Gema Takbir Jogja 2026 Siap Digelar, Gemakan Syiar Tauhid dan Lingkungan
- 18 Mar 2026 13:46 WIB
- Yogyakarta
RRI.CO.ID, Yogyakarta - Angkatan Muda Muhammadiyah Gondomanan Kota Yogyakarta (AMM Gondomanan) kembali akan menyelenggarakan Gema Takbir Jogja.
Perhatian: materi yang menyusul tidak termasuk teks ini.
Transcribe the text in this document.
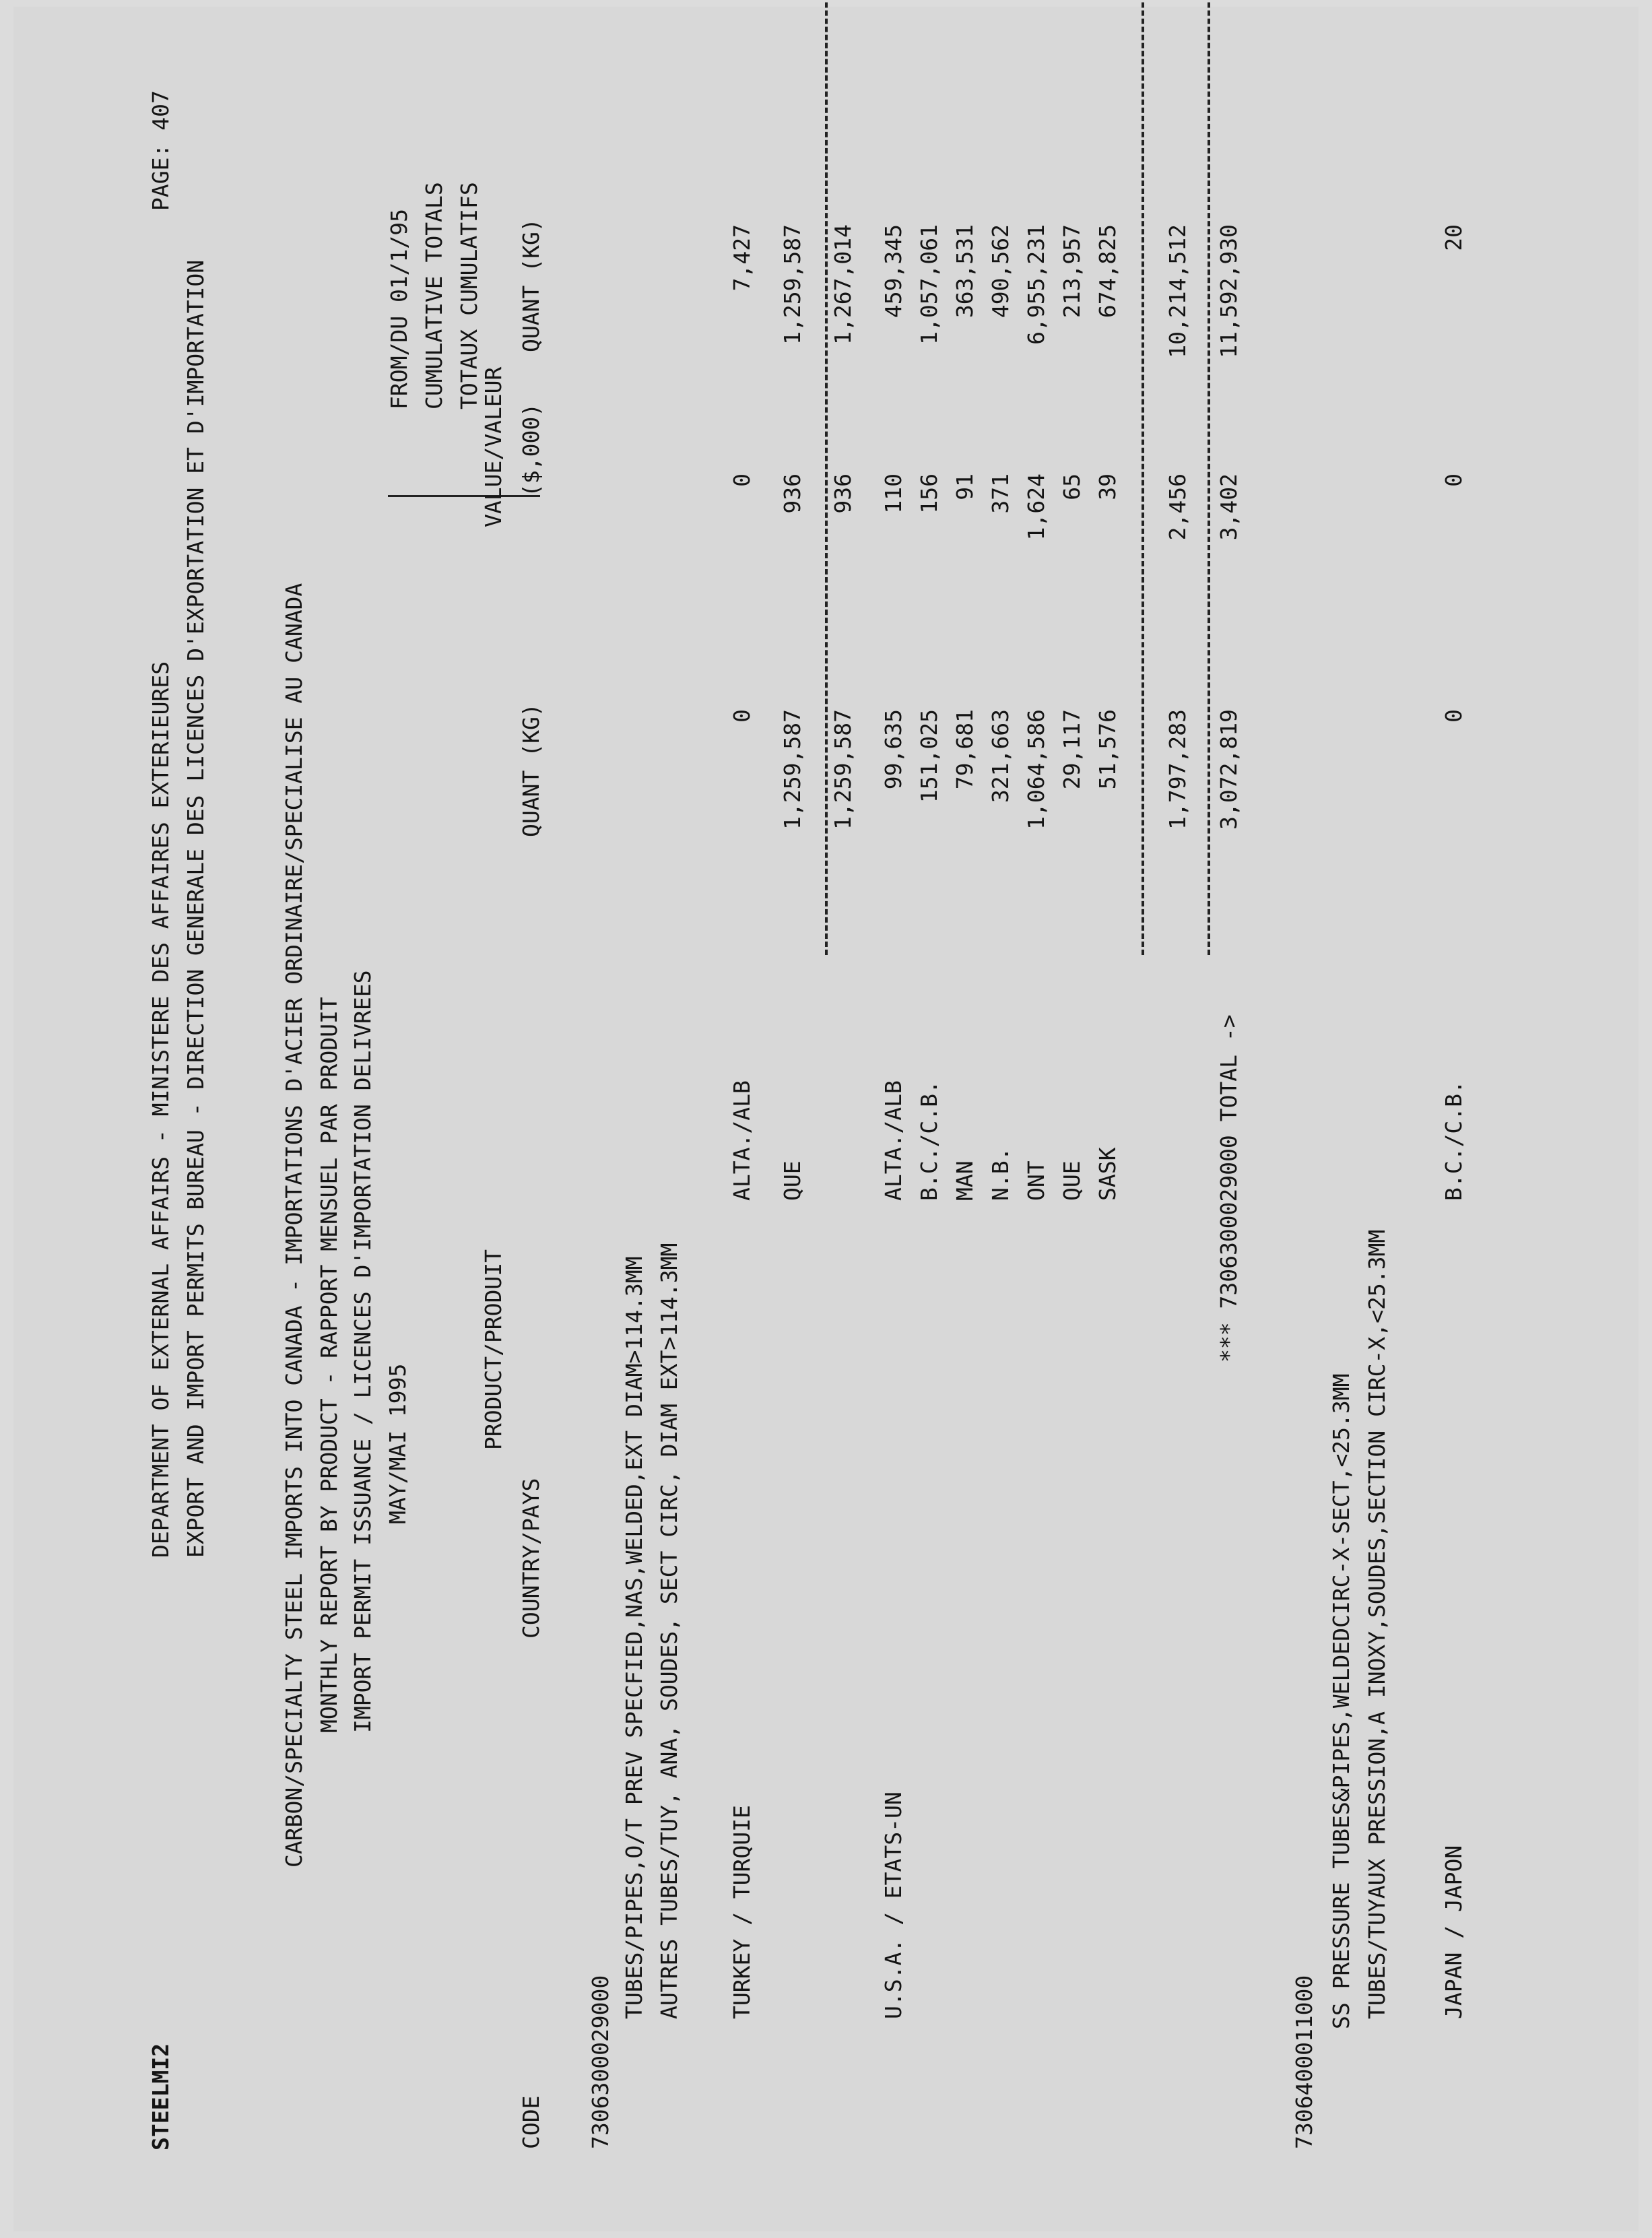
STEELMI2
DEPARTMENT OF EXTERNAL AFFAIRS - MINISTERE DES AFFAIRES EXTERIEURES
PAGE: 407
EXPORT AND IMPORT PERMITS BUREAU - DIRECTION GENERALE DES LICENCES D'EXPORTATION ET D'IMPORTATION	CARBON/SPECIALTY STEEL IMPORTS INTO CANADA - IMPORTATIONS D'ACIER ORDINAIRE/SPECIALISE AU CANADA MONTHLY REPORT BY PRODUCT - RAPPORT MENSUEL PAR PRODUIT IMPORT PERMIT ISSUANCE / LICENCES D'IMPORTATION DELIVREES MAY/MAI 1995
FROM/DU 01/1/95 CUMULATIVE TOTALS TOTAUX CUMULATIFS
PRODUCT/PRODUIT
VALUE/VALEUR
CODE
COUNTRY/PAYS
QUANT (KG)
($,000)
QUANT (KG)
7306300029000
TUBES/PIPES,O/T PREV SPECFIED,NAS,WELDED,EXT DIAM>114.3MM AUTRES TUBES/TUY, ANA, SOUDES, SECT CIRC, DIAM EXT>114.3MM TURKEY / TURQUIE
ALTA./ALB
0
0
7,427
QUE
1,259,587
936
1,259,587
1,259,587
936
1,267,014
U.S.A. / ETATS-UN
ALTA./ALB
99,635
110
459,345
B.C./C.B.
151,025
156
1,057,061
MAN
79,681
91
363,531
N.B.
321,663
371
490,562
ONT
1,064,586
1,624
6,955,231
QUE
29,117
65
213,957
SASK
51,576
39
674,825
1,797,283
2,456
10,214,512
*** 7306300029000 TOTAL ->
3,072,819
3,402
11,592,930
7306400011000
SS PRESSURE TUBES&PIPES,WELDEDCIRC-X-SECT,<25.3MM TUBES/TUYAUX PRESSION,A INOXY,SOUDES,SECTION CIRC-X,<25.3MM JAPAN / JAPON
B.C./C.B.
0
0
20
Event yang menjadi kegiatan rutin di malam Idulfitri yang akan dilaksanakan pada Kamis, 19 Maret 2026 di Plataran Masjid Gedhe Kauman Yogyakarta.
Berdasarkan Maklumat Pimpinan Pusat Muhammadiyah Nomor 2/MLM/1.0/E/2025, mengacu pada prinsip, syarat, dan parameter Kalender Hijriah Global Tunggal (KHGT), 1 Syawal 1447 H ditetapkan jatuh pada hari Jumat Legi, 20 Maret 2026, sehingga maka akhir Ramadan dan juga takbiran jatuh pada Kamis, 19 Maret 2026.
Pada tahun ini Gema Takbir Jogja mengambil tema "Takbir Menggetarkan Hati, Meneguhkan Tauhid, Membumikan Lingkungan” sebagai ungkapan rasa syukur setelah berpuasa selama sebulan penuh ini. Tidak hanya sebagai perayaan menjelang Idulfitri saja, tetapi juga diharapkan dengan event ini sebagai sebuah wadah persaudaraan di antara warga Yogyakarta, khususnya pada generasi muda ketika takbir berkumandang.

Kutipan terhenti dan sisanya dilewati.